William
Aussehen:
Auf den ersten Blick sieht er aus wie jeder andere Gnom auch, doch ein genauer Blick zeigt das genaue Gegenteil. Sein freches Grinsen wirkt oft sogar spöttisch und hämisch, an seinen gesamten Körper sind narben die fast wie Runen aussehen. Seine Augen hat noch fast niemand je gesehen, den er versteckt sie immer hinter einer dicken Ingenieursbrille. Er ist ein Gnom mit den man sich lieber nicht anlegen möchte, und seine dunkle Aura bestätigt es.

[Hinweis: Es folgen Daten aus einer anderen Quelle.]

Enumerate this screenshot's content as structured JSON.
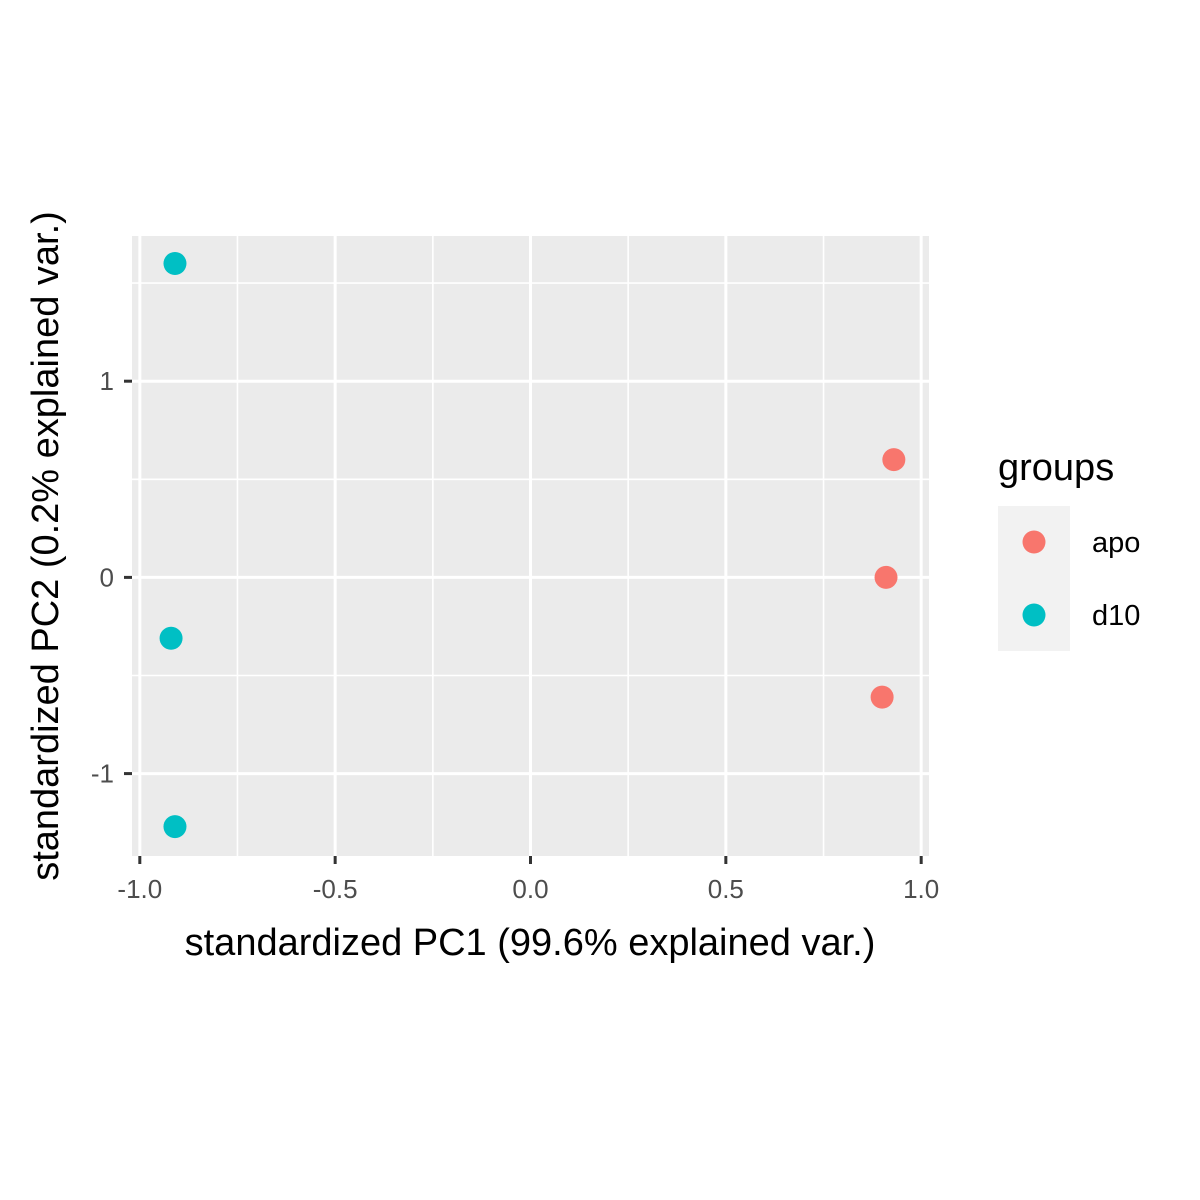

Geschichte: Aufgewachsen ist William in Gnomeregan zusammen mit seinen Eltern Bizklin und Zinkli, und seinen Brudder Ozzie Wechselvolt. Schon im alter von 20 jahren wurde er vom Hochtüftler Mekkadrill persönlich zum Meistertüftler Gnomischer Ingenieurskunst ernannt. Im Alter von 30 Jahren reiste er in das Königreich Lordaeron um dort die magischen Künste zu studieren. Viele Jahre studierte er dort unter den begabtesten Menschen und Hochelfen seiner Zeit. Er verbrachte auch einige Zeit in Tarrens Mühle, Mühlenbern dem Königreich Alterac, und natürlich in Stratholme, wo er auch die Vorzüge der Frostmagie zu schätzen lernte. Doch sein perfektes Leben sollte nur zu bald eine Kertwendung machen. Als die Geisel einfiel war er einer der letzten die blieben um die Stadt zu schützen. In Arthas sah er die Rettung, doch sollte dieser das Verderben ffür den Gnom sein. Bei seiner "Reinigungsaktion" verwundete Arthas, William schwer und lies ihn in der Annahme das er schon bald sterben würde zurück. Doch der Gnom konnte sich noch vor die Tore der Stadt schleppen bevor er elendig zusammenbrach. Das Schwert Frostmourne hinterlies tiefe Wunden auf seinen Rücken, doch er hatte Glück und überlebte, doch nur damit ihm ein sclimmeres Schicksal ereilte. Zusammen mit vielen anderen Beqwohnern der Stadt wurde er von den Anhängern der Geisel nach Naxxrammas verschleppt. Was dort mit ihm geschah wissen nur wenige, auch wie er entkamm ist unbekannt. Doch danach war er nicht mehr der selbe. Er schwor Rache an der Geisel um jeden Preis. Diese Einstellung führte ihn zum Scharlachroten Kreuzzug bei den er die Kunst des Folterns erlernte. Nach einiger Zeit jedoch erfuhr er das andere Überlebende aus Stratholme eine Gemeinschaft gegründet hatten die sich die Leibgarde Stratholmes nannte. Daraufhin trat er aus den Kreuzzug aus um sich dieser Gemeinschaft anzuschliesen, doch schon balt sollte er merken das diese Gemeinschaft aus Menschen bestand, die sich gerade zu an das Licht klammerten, und statt Taten, Worte sprechen liesen. Er fand die Gemeinschaft würde zu "sanft" mit der Geisel umgehen und trat daraufhin aus. Dem Licht hatter er schon lange abgeschworen und er suchte eine Gruppierung mit radikaleren Methoden, was ihn schlieslich zum dunklen Kreuzzug führte.
Zitate:
Das Licht? Ich brauche das Licht nur um nachts nicht die Treppe runterzufallen.
Ich bin nicht zu klein! Ihr seit zu groß!
Ich würde alle Trottel der Geisel töten wenn sie nicht schon tot wären.